High-dimensional genomic and proteomic data play an important role in many applications in medicine such as prognosis of diseases, diagnosis, prevention and molecular biology, to name a few. Classifying such data is a challenging task due to the various issues such as curse of dimensionality, noise and redundancy. Recently, some researchers have used the sparse representation (SR) techniques to analyze high-dimensional biological data in various applications in classification of cancer patients based on gene expression datasets. A common problem with all SR-based biological data classification methods is that they cannot utilize the topological (geometrical) structure of data. More precisely, these methods transfer the data into sparse feature space without preserving the local structure of data points. In this paper, we proposed a novel SR-based cancer classification algorithm based on gene expression data that takes into account the geometrical information of all data.
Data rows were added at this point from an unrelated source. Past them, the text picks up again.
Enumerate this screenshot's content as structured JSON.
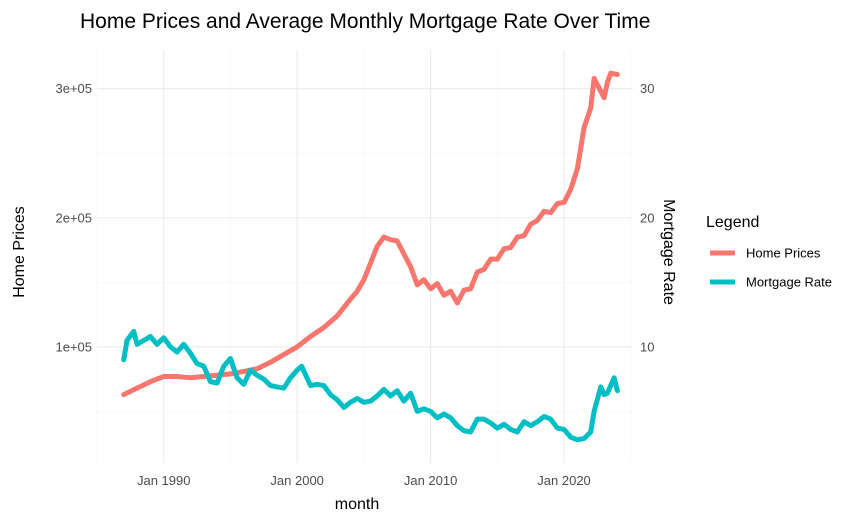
{
  "chart_data": {
    "type": "line",
    "title": "Home Prices and Average Monthly Mortgage Rate Over Time",
    "xlabel": "month",
    "ylabel": "Home Prices",
    "y2label": "Mortgage Rate",
    "xlim": [
      "1985-01",
      "2025-03"
    ],
    "ylim": [
      10000,
      330000
    ],
    "y2lim": [
      1,
      33
    ],
    "x_ticks": [
      "Jan 1990",
      "Jan 2000",
      "Jan 2010",
      "Jan 2020"
    ],
    "x_tick_dates": [
      "1990-01",
      "2000-01",
      "2010-01",
      "2020-01"
    ],
    "y_ticks": [
      "1e+05",
      "2e+05",
      "3e+05"
    ],
    "y_tick_values": [
      100000,
      200000,
      300000
    ],
    "y2_ticks": [
      "10",
      "20",
      "30"
    ],
    "y2_tick_values": [
      10,
      20,
      30
    ],
    "grid": true,
    "legend": {
      "title": "Legend",
      "position": "right"
    },
    "series": [
      {
        "name": "Home Prices",
        "axis": "left",
        "color": "#F8766D",
        "points": [
          [
            "1987-01",
            63000
          ],
          [
            "1988-01",
            68000
          ],
          [
            "1989-01",
            73000
          ],
          [
            "1990-01",
            77000
          ],
          [
            "1991-01",
            77000
          ],
          [
            "1992-01",
            76000
          ],
          [
            "1993-01",
            77000
          ],
          [
            "1994-01",
            78000
          ],
          [
            "1995-01",
            79000
          ],
          [
            "1996-01",
            81000
          ],
          [
            "1997-01",
            83000
          ],
          [
            "1998-01",
            88000
          ],
          [
            "1999-01",
            94000
          ],
          [
            "2000-01",
            100000
          ],
          [
            "2001-01",
            108000
          ],
          [
            "2002-01",
            115000
          ],
          [
            "2003-01",
            124000
          ],
          [
            "2004-01",
            137000
          ],
          [
            "2004-07",
            143000
          ],
          [
            "2005-01",
            152000
          ],
          [
            "2005-07",
            165000
          ],
          [
            "2006-01",
            178000
          ],
          [
            "2006-07",
            185000
          ],
          [
            "2007-01",
            183000
          ],
          [
            "2007-07",
            182000
          ],
          [
            "2008-01",
            172000
          ],
          [
            "2008-07",
            162000
          ],
          [
            "2009-01",
            148000
          ],
          [
            "2009-07",
            152000
          ],
          [
            "2010-01",
            145000
          ],
          [
            "2010-07",
            149000
          ],
          [
            "2011-01",
            140000
          ],
          [
            "2011-07",
            143000
          ],
          [
            "2012-01",
            134000
          ],
          [
            "2012-07",
            144000
          ],
          [
            "2013-01",
            145000
          ],
          [
            "2013-07",
            158000
          ],
          [
            "2014-01",
            160000
          ],
          [
            "2014-07",
            168000
          ],
          [
            "2015-01",
            168000
          ],
          [
            "2015-07",
            176000
          ],
          [
            "2016-01",
            177000
          ],
          [
            "2016-07",
            185000
          ],
          [
            "2017-01",
            186000
          ],
          [
            "2017-07",
            195000
          ],
          [
            "2018-01",
            198000
          ],
          [
            "2018-07",
            205000
          ],
          [
            "2019-01",
            204000
          ],
          [
            "2019-07",
            211000
          ],
          [
            "2020-01",
            212000
          ],
          [
            "2020-07",
            222000
          ],
          [
            "2021-01",
            238000
          ],
          [
            "2021-07",
            270000
          ],
          [
            "2022-01",
            285000
          ],
          [
            "2022-04",
            308000
          ],
          [
            "2022-10",
            298000
          ],
          [
            "2023-01",
            293000
          ],
          [
            "2023-04",
            305000
          ],
          [
            "2023-07",
            312000
          ],
          [
            "2024-01",
            311000
          ]
        ]
      },
      {
        "name": "Mortgage Rate",
        "axis": "right",
        "color": "#00BFC4",
        "points": [
          [
            "1987-01",
            9.0
          ],
          [
            "1987-04",
            10.5
          ],
          [
            "1987-10",
            11.2
          ],
          [
            "1988-01",
            10.2
          ],
          [
            "1988-07",
            10.5
          ],
          [
            "1989-01",
            10.8
          ],
          [
            "1989-07",
            10.2
          ],
          [
            "1990-01",
            10.7
          ],
          [
            "1990-07",
            10.0
          ],
          [
            "1991-01",
            9.6
          ],
          [
            "1991-07",
            10.2
          ],
          [
            "1992-01",
            9.5
          ],
          [
            "1992-07",
            8.7
          ],
          [
            "1993-01",
            8.5
          ],
          [
            "1993-07",
            7.3
          ],
          [
            "1994-01",
            7.2
          ],
          [
            "1994-07",
            8.5
          ],
          [
            "1995-01",
            9.1
          ],
          [
            "1995-07",
            7.6
          ],
          [
            "1996-01",
            7.1
          ],
          [
            "1996-07",
            8.2
          ],
          [
            "1997-01",
            7.8
          ],
          [
            "1997-07",
            7.5
          ],
          [
            "1998-01",
            7.0
          ],
          [
            "1998-07",
            6.9
          ],
          [
            "1999-01",
            6.8
          ],
          [
            "1999-07",
            7.6
          ],
          [
            "2000-01",
            8.2
          ],
          [
            "2000-05",
            8.5
          ],
          [
            "2001-01",
            7.0
          ],
          [
            "2001-07",
            7.1
          ],
          [
            "2002-01",
            7.0
          ],
          [
            "2002-07",
            6.3
          ],
          [
            "2003-01",
            5.9
          ],
          [
            "2003-07",
            5.3
          ],
          [
            "2004-01",
            5.7
          ],
          [
            "2004-07",
            6.0
          ],
          [
            "2005-01",
            5.7
          ],
          [
            "2005-07",
            5.8
          ],
          [
            "2006-01",
            6.2
          ],
          [
            "2006-07",
            6.7
          ],
          [
            "2007-01",
            6.2
          ],
          [
            "2007-07",
            6.6
          ],
          [
            "2008-01",
            5.8
          ],
          [
            "2008-07",
            6.4
          ],
          [
            "2009-01",
            5.0
          ],
          [
            "2009-07",
            5.2
          ],
          [
            "2010-01",
            5.0
          ],
          [
            "2010-07",
            4.5
          ],
          [
            "2011-01",
            4.8
          ],
          [
            "2011-07",
            4.5
          ],
          [
            "2012-01",
            3.9
          ],
          [
            "2012-07",
            3.5
          ],
          [
            "2013-01",
            3.4
          ],
          [
            "2013-07",
            4.4
          ],
          [
            "2014-01",
            4.4
          ],
          [
            "2014-07",
            4.1
          ],
          [
            "2015-01",
            3.7
          ],
          [
            "2015-07",
            4.0
          ],
          [
            "2016-01",
            3.6
          ],
          [
            "2016-07",
            3.4
          ],
          [
            "2017-01",
            4.2
          ],
          [
            "2017-07",
            3.9
          ],
          [
            "2018-01",
            4.2
          ],
          [
            "2018-07",
            4.6
          ],
          [
            "2019-01",
            4.4
          ],
          [
            "2019-07",
            3.7
          ],
          [
            "2020-01",
            3.6
          ],
          [
            "2020-07",
            3.0
          ],
          [
            "2021-01",
            2.8
          ],
          [
            "2021-07",
            2.9
          ],
          [
            "2022-01",
            3.4
          ],
          [
            "2022-04",
            5.0
          ],
          [
            "2022-10",
            6.9
          ],
          [
            "2023-01",
            6.3
          ],
          [
            "2023-04",
            6.4
          ],
          [
            "2023-10",
            7.6
          ],
          [
            "2024-01",
            6.6
          ]
        ]
      }
    ]
  }
}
Precisely speaking, we incorporate the local linear embedding algorithm into the sparse coding framework, by which we can preserve the geometrical structure of all data. For performance comparison, we applied our algorithm on six tumor gene expression datasets, by which we demonstrate that the proposed method achieves higher classification accuracy than state-of-the-art SR-based tumor classification algorithms.

Keywords: Gene expression data; Linear classification; Local linear embedding; Logistic loss function; Sparse representation.